The Asphalt Art Initiative uses art and design to improve street safety, revitalize public spaces, and engage residents in their communities.  It is inspired by work done in New York City during Michael R. Bloomberg’s mayoralty (2002-2013) and the work of Bloomberg Philanthropies pro bono consulting arm, Bloomberg Associates, in advising cities on implementing asphalt art projects.

“I am excited to engage our local community in imagining and creating this project,” said Mayor Walsh. “With the help of Adapt CNY and local residents, we can use art and design to revitalize this public space in a way that also improves safety and mobility. I’m grateful to Mayor Bloomberg and to Bloomberg Philanthropies for selecting Syracuse’s application and for making this project possible.”

The City’s application addresses the paved space inside the median along East Washington Street between Market Street and Montgomery Street. Historically, this area was home to planting beds and pedestrian space prior to being converted to a parking area. The application cites a long-term goal to return the space to such use using the asphalt art project as a “proof of concept.” It would apply paint and other materials that can be easily maintained and modified in the future.
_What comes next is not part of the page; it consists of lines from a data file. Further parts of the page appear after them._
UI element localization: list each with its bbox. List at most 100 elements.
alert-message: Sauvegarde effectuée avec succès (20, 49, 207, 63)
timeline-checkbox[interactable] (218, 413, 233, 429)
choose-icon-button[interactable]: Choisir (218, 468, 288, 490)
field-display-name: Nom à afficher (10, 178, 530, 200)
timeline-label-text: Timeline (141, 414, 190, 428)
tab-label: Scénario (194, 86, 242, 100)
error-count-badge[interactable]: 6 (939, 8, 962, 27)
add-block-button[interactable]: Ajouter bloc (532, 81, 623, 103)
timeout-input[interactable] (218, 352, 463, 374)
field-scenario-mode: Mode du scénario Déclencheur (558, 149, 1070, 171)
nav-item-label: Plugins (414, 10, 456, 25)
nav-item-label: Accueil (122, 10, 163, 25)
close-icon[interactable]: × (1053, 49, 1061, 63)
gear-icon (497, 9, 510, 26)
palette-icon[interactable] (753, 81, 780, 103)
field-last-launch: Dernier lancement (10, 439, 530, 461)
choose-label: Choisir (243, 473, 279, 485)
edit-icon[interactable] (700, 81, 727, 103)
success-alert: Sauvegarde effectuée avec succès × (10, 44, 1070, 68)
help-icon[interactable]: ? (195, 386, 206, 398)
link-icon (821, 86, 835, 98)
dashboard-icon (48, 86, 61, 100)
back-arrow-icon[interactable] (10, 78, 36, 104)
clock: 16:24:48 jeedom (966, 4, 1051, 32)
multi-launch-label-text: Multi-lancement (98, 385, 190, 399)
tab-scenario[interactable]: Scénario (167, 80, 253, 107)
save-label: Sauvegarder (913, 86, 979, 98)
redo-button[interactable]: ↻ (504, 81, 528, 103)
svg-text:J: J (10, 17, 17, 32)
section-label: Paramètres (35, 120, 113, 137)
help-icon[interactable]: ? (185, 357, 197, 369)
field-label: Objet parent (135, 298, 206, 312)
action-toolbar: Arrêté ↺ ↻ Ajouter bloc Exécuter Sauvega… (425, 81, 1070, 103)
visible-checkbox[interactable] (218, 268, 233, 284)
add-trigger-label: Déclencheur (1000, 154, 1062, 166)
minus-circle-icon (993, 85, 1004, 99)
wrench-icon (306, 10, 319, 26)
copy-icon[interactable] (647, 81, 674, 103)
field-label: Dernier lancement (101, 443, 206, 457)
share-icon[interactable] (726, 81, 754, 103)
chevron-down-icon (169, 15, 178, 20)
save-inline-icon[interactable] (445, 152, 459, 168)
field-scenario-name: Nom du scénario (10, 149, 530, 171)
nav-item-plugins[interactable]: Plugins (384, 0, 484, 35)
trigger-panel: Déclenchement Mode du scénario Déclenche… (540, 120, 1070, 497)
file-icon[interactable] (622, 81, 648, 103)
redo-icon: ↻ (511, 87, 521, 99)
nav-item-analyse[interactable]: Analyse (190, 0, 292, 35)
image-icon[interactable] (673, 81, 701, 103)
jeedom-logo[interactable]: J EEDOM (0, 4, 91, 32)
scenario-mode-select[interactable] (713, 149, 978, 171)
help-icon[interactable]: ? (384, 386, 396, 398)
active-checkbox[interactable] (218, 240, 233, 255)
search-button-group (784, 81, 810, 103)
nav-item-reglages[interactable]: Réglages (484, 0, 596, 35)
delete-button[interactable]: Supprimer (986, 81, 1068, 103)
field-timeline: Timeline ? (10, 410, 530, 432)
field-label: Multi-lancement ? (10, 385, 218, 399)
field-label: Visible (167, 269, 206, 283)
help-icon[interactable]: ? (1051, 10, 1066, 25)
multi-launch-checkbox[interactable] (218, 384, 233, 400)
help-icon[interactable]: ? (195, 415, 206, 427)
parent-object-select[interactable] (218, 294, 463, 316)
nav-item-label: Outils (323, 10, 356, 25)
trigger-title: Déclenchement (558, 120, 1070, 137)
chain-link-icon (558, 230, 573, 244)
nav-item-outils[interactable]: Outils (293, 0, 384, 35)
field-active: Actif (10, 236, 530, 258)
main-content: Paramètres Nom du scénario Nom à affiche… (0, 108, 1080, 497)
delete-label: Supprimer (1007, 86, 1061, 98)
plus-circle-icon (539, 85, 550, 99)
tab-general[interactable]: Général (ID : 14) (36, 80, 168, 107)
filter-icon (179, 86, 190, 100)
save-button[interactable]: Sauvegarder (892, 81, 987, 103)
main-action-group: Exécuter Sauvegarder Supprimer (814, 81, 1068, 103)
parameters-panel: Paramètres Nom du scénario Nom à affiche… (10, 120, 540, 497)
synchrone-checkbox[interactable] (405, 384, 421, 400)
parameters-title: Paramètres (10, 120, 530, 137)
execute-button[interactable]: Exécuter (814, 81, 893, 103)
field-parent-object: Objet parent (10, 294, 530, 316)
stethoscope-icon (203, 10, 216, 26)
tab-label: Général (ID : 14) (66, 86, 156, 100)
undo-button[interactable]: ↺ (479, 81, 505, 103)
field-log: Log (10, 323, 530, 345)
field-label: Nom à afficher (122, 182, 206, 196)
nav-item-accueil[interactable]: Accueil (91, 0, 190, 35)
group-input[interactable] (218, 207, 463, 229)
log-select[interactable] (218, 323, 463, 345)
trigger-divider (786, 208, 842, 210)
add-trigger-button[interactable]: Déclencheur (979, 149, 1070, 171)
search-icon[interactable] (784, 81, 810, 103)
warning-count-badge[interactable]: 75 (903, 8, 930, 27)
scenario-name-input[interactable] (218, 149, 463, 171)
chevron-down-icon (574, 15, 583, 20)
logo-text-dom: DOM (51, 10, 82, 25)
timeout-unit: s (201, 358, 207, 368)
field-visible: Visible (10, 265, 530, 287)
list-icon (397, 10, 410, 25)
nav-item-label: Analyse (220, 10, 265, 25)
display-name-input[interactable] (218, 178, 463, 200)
The project is expected to be planned and completed in 2022 under the established permit and approval processes of the Public Art Commission.

Historic photo of Syracuse City Hall showing a pedestrian plaza along East Washington Street between Market Street and Montgomery Street. The area is currently used for parking and vehicle traffic.

“Asphalt art projects help cities reclaim public spaces, make them brighter and safer and build community – all important goals, especially amid the continuing hardships of the pandemic, said Michael R. Bloomberg, founder of Bloomberg Philanthropies and 108th mayor of New York City. “Cities that tap into the power of public art bring new life and energy to city streets, inspiring residents and fostering a shared spirit of neighborhood pride. There can be real civic strength in public art, and this program helps cities capitalize on it.”

In addition to Syracuse, the selected Asphalt Art Initiative cities include: Atlanta, GA; Baltimore, MD; Billings, MT; Chicago, IL; Birmingham, AL; Denver, CO; Detroit, MI; East Providence, RI; Fairbanks, AK; Huntington, WV; Houston, TX; Kansas City, MO; Kodiak, AK; Long Beach, CA; Memphis, TN; Newark, NJ; New Brunswick, NJ; Niagara Falls, NY; Providence, RI; San Juan, PR; St Louis, MO; Starkville, MS; Tallahassee, FL.; Tucson, AZ; and Wilmington, DE.